Strategies to build resilience during the COVID-19 pandemic

And before I close with some whimsical philosophical outro, here are some no non-sense tips that will help most maintain sanity during the COVID-19 pandemic.  

  • Exercise. Exercise helps with mood levels and resilience in general. Maintaining an exercise regime in this time is essential for physical and mental health. Despite social distancing, you can still run outside or complete home workouts.
  • Diet. With the cafeterias at work, school or daycare closed, many find themselves in a situation where they suddenly have to make food for themselves and others. With many changes going on, eating healthy can be quite the challenge right now. Unemployment or lost income make healthy food less affordable and add to this problem. I’m not a dietitian, so I’ll keep it simple: 1. Get enough veggies and fruit. 2. Have a supply of healthy snacks available at home. 3. Limit processed food. 4. Plan some time in your schedule to make healthy meals.
  • Information. Staying informed is good, but overwhelming yourself with anxiety-inducing stimuli is not. Decide how often you want to check the news today, pick reliable sources like CDC, the WHO, the newsletter from John Hopkins University, or your local health agencies. Limit your time on the news portals.
  • Boundaries. Especially relevant for people sharing a home, who now work from their home office. Let people know when you’re working or when you need time for yourself. With so much change going on, do not rely on people getting your needs without you telling them. Instead, tell people exactly what you need from them.
  • Self-compassion. I wouldn’t be a good self-compassion researcher, if I didn’t remind you that it is essential right now to be kind to yourself. You don’t have to jump on the “I’m going to be hyper productive”-train during the pandemic. Everyone has different circumstances and you should get to decide if you have extra the resources to do more or not. If you like meditation, you can try that. Otherwise, there are many resources online on how to train self-compassion in mini-interventions of 1 to 15 minutes.

Creativity and coping

History has shown that humans are remarkable at coping with hardship. Contrary to common belief, most people react to disasters with neither panic nor numbness. Yes, we see panic buying of toilet paper or pasta. But we also see compassion, love, and creativity unfold to cope with the situation. Many people are scared, overwhelmed, and uncertain about what will happen next. And yet, some our best sides come out during this time.

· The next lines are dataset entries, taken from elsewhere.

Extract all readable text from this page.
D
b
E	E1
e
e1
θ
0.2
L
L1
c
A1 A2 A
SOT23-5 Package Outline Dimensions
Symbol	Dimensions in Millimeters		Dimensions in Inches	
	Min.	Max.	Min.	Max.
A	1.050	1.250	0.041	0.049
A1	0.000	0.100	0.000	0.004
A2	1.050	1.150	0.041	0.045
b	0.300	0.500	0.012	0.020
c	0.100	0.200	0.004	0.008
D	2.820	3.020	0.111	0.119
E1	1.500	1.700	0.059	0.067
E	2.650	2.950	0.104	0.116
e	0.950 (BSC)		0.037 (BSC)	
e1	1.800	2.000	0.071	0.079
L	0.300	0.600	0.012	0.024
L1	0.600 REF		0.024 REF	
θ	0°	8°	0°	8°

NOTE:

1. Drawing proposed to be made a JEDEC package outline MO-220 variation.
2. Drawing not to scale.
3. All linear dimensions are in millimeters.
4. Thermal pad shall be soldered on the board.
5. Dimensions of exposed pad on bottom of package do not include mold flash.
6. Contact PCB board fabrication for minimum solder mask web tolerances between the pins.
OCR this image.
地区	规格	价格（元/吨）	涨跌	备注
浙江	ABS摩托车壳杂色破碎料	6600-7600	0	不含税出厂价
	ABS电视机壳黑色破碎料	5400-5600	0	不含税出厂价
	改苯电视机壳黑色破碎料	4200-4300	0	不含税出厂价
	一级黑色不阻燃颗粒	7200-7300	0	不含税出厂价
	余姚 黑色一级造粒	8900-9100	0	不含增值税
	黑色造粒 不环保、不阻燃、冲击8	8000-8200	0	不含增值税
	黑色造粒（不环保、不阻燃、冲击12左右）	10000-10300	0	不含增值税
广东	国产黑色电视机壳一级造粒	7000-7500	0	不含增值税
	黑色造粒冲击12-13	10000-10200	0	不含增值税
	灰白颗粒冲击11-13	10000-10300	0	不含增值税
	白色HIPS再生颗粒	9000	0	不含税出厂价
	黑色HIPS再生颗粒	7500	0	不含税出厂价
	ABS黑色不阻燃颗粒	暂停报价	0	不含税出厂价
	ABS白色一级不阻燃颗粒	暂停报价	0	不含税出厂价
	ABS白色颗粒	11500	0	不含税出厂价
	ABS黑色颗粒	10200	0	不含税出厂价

So yes, this time is hard, and it is important to admit that. We must learn to take care of ourselves so we can stay sane. Then we can do our best to support our loved ones and communities.

Just yesterday, I went for a walk and saw a beautiful example of the kind of creativity we need right now. Our neighbors, dutiful to social distancing, sat by their window having lunch, the window open. Outside, on the stone containers that hold the paper trash to our building, sat two of their friends with takeout. Together but not together, they were having lunch, trying to keep a sense of normal. Relational continuity at its finest.